Satan Ransomware is a type of virus or malicious software that is designed to block access to a computer system until a sum of money is paid. It encrypts the stored data using RSA-2048 and AES-256 cryptography. Satan ransomware uses the name of the encrypted files with the “.stn” extension (ex. filename.jpg.stn). Satan developer provides a service to the cyber criminals to make money by distributing the ransomware, as reported by PCrisk.com.
This Ransomware-as-a-service (Raas) offers the user to tailor their own code and ransom demands have been discovered in the Dark Web. As mentioned by ZDNet, it costs around $1 billion in damages over 2016 alone.
The HTML file of Satan contains a ransom demand claiming that the system’s files are encrypted and restoring them are impossible — which researchers say is sadly true at this stage as the malware uses RSA-2048 and AES-256 cryptography — and so paying up is their only option if they want their files back.
The ransom note then guides victims to install the Tor browser, which is a requirement to reach web domains which are not indexed by typical search engines.

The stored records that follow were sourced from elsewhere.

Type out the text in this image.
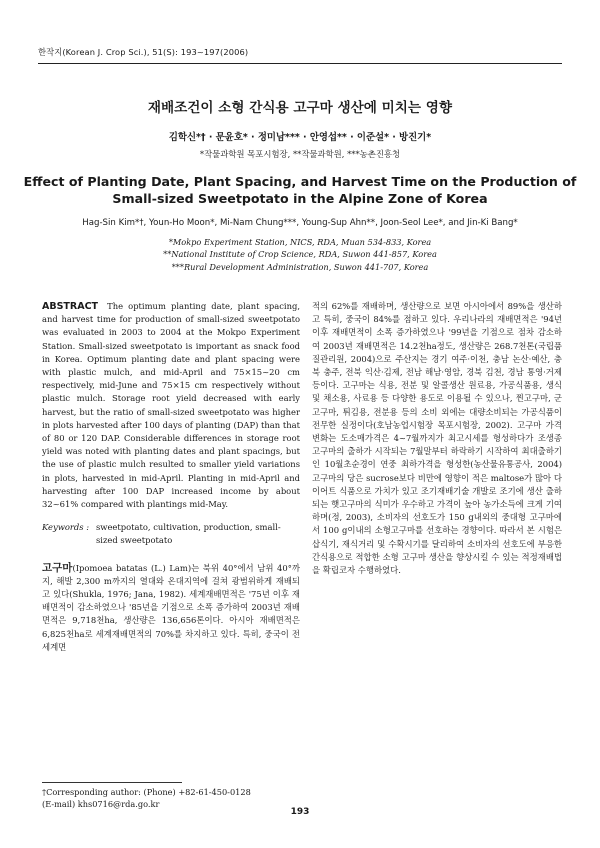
한작지(Korean J. Crop Sci.), 51(S): 193~197(2006)
재배조건이 소형 간식용 고구마 생산에 미치는 영향
김학신*† · 문윤호* · 정미남*** · 안영섭** · 이준설* · 방진기*
*작물과학원 목포시험장, **작물과학원, ***농촌진흥청
Effect of Planting Date, Plant Spacing, and Harvest Time on the Production of Small-sized Sweetpotato in the Alpine Zone of Korea
Hag-Sin Kim*†, Youn-Ho Moon*, Mi-Nam Chung***, Young-Sup Ahn**, Joon-Seol Lee*, and Jin-Ki Bang*
*Mokpo Experiment Station, NICS, RDA, Muan 534-833, Korea
**National Institute of Crop Science, RDA, Suwon 441-857, Korea
***Rural Development Administration, Suwon 441-707, Korea
ABSTRACT The optimum planting date, plant spacing, and harvest time for production of small-sized sweetpotato was evaluated in 2003 to 2004 at the Mokpo Experiment Station. Small-sized sweetpotato is important as snack food in Korea. Optimum planting date and plant spacing were with plastic mulch, and mid-April and 75×15~20 cm respectively, mid-June and 75×15 cm respectively without plastic mulch. Storage root yield decreased with early harvest, but the ratio of small-sized sweetpotato was higher in plots harvested after 100 days of planting (DAP) than that of 80 or 120 DAP. Considerable differences in storage root yield was noted with planting dates and plant spacings, but the use of plastic mulch resulted to smaller yield variations in plots, harvested in mid-April. Planting in mid-April and harvesting after 100 DAP increased income by about 32~61% compared with plantings mid-May.
Keywords : sweetpotato, cultivation, production, small-sized sweetpotato
고구마(Ipomoea batatas (L.) Lam)는 북위 40°에서 남위 40°까지, 해발 2,300 m까지의 열대와 온대지역에 걸쳐 광범위하게 재배되고 있다(Shukla, 1976; Jana, 1982). 세계재배면적은 '75년 이후 재배면적이 감소하였으나 '85년을 기점으로 소폭 증가하여 2003년 재배면적은 9,718천ha, 생산량은 136,656톤이다. 아시아 재배면적은 6,825천ha로 세계재배면적의 70%를 차지하고 있다. 특히, 중국이 전세계면
적의 62%를 재배하며, 생산량으로 보면 아시아에서 89%을 생산하고 특히, 중국이 84%를 점하고 있다. 우리나라의 재배면적은 '94년 이후 재배면적이 소폭 증가하였으나 '99년을 기점으로 점차 감소하여 2003년 재배면적은 14.2천ha정도, 생산량은 268.7천톤(국립품질관리원, 2004)으로 주산지는 경기 여주·이천, 충남 논산·예산, 충북 충주, 전북 익산·김제, 전남 해남·영암, 경북 김천, 경남 통영·거제 등이다. 고구마는 식용, 전분 및 알콜생산 원료용, 가공식품용, 생식 및 채소용, 사료용 등 다양한 용도로 이용될 수 있으나, 찐고구마, 군고구마, 튀김용, 전분용 등의 소비 외에는 대량소비되는 가공식품이 전무한 실정이다(호남농업시험장 목포시험장, 2002). 고구마 가격 변화는 도소매가격은 4~7월까지가 최고시세를 형성하다가 조생종 고구마의 출하가 시작되는 7월말부터 하락하기 시작하여 최대출하기인 10월초순경이 연중 최하가격을 형성한(농산물유통공사, 2004) 고구마의 당은 sucrose보다 비만에 영향이 적은 maltose가 많아 다이어트 식품으로 가치가 있고 조기재배기술 개발로 조기에 생산 출하되는 햇고구마의 식미가 우수하고 가격이 높아 농가소득에 크게 기여하며(정, 2003), 소비자의 선호도가 150 g내외의 중대형 고구마에서 100 g이내의 소형고구마를 선호하는 경향이다. 따라서 본 시험은 삽식기, 재식거리 및 수확시기를 달리하여 소비자의 선호도에 부응한 간식용으로 적합한 소형 고구마 생산을 향상시킬 수 있는 적정재배법을 확립코자 수행하였다.
†Corresponding author: (Phone) +82-61-450-0128
(E-mail) khs0716@rda.go.kr
193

Victims are then given the .onion link to Satan’s payment page. There, they have to pay up in Bitcoin in return for keys to decrypt files, but the amount depends entirely on the RaaS user’s specifications.
You should sign up for an account with the malware’s domain, hosted on the Dark Web to use the Satan RaaS platform. To decrypt, the user must pay a specific cost by a bitcoin transfer.
This ransomware contains several numbers of features that include fee payment records, dropper creation, transaction tracking and Satan version releases. It allows the user to create a “notes” that is related to the victims.
The users are warned by Satan creator not to upload their malware to VirusTotal or any other scanners.The step is taken by the creator to protect Windows machines from the threat. Also, the user can translate their malware into different languages.
While the threat level of the Satan malware is high as there are no free decryption services available, thankfully, recorded infection and exposure rates are low.